Is called valley feverin English valley feverthe new threat to human health United States. It is an infection caused by coccidioidesand smell which develops in hot and arid environments, very common in the south-western part of the country. Valley fever has been known for several years and is considered an endemic disease in that part of the United States, but due to climate change there are fears that it could spread to other areas where the population is not used to contact with this infection fungal.
Doctor Paris Salazar-Hamm, a researcher at the University of New Mexico School of Medicine, makes this point: “Fungal pathogens are a largely overlooked group, and valley fever is an interesting model because it affects climate.” A 2019 study found that valley fever endemicity could spread from 12 to 17 states, and the number of cases could increase by 50 percent by 2100 under a “high warming scenario.” The Cdc (Centers for Disease Control and Prevention) reported about 20,000 cases of valley fever in 2019. Although most infections are mild, the fungus can cause serious illness and death in a proportion of patients.
Valley fever, symptoms and contagion
Valley fever is contracted by inhaling fungal spores from the ground as they are lifted into the air.
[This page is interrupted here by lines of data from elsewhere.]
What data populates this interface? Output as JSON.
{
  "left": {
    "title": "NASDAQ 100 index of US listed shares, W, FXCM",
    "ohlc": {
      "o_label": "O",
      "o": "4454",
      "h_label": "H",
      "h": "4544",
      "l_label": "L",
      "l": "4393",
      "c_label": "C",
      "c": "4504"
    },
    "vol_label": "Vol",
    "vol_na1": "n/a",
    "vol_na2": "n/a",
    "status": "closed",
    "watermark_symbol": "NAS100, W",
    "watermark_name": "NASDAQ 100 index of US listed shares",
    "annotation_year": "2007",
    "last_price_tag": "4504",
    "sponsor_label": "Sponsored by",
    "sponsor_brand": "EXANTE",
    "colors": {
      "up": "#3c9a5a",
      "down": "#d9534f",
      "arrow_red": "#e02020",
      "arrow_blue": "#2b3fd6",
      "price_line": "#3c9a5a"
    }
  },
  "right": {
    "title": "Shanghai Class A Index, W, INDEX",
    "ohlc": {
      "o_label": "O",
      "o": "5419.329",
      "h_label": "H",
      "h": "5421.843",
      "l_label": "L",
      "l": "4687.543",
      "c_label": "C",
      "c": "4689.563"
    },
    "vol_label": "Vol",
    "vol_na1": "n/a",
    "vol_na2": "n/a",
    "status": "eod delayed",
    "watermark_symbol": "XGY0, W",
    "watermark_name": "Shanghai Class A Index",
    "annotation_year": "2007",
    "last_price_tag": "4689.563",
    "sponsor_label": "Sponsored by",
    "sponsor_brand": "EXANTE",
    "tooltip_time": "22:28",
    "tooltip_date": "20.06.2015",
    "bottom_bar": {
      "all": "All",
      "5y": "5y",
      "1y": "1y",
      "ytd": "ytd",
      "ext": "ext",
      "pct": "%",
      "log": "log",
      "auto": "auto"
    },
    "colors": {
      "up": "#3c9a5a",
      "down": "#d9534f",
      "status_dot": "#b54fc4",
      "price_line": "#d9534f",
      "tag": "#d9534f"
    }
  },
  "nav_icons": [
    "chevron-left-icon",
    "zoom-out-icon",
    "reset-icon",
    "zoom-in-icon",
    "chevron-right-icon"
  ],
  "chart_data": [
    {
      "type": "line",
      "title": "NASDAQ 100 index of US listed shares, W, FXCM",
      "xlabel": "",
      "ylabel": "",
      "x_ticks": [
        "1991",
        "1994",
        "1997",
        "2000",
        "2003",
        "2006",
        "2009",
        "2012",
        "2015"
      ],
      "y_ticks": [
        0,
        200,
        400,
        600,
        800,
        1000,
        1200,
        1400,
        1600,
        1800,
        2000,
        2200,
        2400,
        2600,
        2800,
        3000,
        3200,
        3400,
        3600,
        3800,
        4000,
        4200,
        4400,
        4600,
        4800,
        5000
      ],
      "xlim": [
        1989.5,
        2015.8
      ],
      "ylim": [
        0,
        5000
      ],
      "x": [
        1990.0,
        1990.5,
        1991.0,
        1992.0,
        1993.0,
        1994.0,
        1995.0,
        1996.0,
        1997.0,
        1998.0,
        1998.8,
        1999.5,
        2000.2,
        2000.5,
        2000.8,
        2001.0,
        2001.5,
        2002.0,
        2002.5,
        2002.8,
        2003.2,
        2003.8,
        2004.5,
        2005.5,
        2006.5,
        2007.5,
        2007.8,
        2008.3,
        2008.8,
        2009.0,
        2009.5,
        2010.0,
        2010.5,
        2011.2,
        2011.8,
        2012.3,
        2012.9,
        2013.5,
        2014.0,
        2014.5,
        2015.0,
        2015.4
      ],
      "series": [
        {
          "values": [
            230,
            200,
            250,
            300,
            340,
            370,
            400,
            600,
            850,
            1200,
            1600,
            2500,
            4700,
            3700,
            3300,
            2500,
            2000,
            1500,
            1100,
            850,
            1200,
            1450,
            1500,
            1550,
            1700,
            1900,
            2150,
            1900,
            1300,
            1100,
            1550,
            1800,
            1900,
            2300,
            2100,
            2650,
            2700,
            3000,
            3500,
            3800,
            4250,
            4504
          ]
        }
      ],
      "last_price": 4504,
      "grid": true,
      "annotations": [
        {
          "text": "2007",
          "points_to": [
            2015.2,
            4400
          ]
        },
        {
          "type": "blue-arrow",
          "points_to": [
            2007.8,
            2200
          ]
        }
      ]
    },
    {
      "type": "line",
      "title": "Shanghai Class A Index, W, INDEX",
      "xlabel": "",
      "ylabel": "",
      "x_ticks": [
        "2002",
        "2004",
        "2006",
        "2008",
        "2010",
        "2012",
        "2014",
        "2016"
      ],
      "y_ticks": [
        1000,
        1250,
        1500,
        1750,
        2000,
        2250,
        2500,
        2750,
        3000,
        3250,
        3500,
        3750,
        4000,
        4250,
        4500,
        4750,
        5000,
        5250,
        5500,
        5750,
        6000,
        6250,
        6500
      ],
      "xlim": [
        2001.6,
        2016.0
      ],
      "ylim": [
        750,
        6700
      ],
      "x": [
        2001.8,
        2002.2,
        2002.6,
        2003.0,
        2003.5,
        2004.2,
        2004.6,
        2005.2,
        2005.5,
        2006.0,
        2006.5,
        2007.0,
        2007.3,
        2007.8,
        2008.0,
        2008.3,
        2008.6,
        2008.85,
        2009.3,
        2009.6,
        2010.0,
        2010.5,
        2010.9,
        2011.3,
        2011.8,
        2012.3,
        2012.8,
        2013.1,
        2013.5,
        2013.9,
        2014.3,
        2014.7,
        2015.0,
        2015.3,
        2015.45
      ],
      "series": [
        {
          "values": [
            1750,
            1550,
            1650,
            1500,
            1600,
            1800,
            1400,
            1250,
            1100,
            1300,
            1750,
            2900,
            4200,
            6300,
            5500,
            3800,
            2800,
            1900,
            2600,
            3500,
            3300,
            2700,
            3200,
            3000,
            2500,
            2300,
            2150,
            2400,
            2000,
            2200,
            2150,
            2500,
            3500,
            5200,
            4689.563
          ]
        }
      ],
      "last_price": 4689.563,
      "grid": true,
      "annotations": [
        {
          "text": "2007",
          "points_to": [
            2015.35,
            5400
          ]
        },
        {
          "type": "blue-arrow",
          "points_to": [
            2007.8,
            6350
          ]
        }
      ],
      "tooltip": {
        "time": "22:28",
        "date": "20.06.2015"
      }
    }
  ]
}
Symptoms develop over three weeks and include tiredness, cough, fever, shortness of breath, headache, night sweats, muscle or joint pain, and skin rashes.
Valley fever, the deadly fungal infection spreading across the US, is ‘because of climate change’ https://t.co/kV64KJPlVY
— Daily Mail Online (@MailOnline) February 1, 2023
“It can affect the brain and spinal cord”
Manish Butte, professor and chief of the division of immunology, allergy and rheumatology at the University of California’s department of pediatrics, explained to USA Today that the infection is endemic in the southwestern United States, where most people show symptoms mild. But there is a small subset of patients in whom the fungus “spreads rapidly and destructively throughout the body,” eating meat for food. “If it spreads to the brain or spinal cord, about 40 percent of people die,” Butte said. According to CDC data, about 200 people die of valley fever each year.
It’s not clear why only a fraction of people exposed to fungal spores develop severe disease, but Butte’s research suggests it may be a genetic trait that develops an immune system that can effectively fight infection.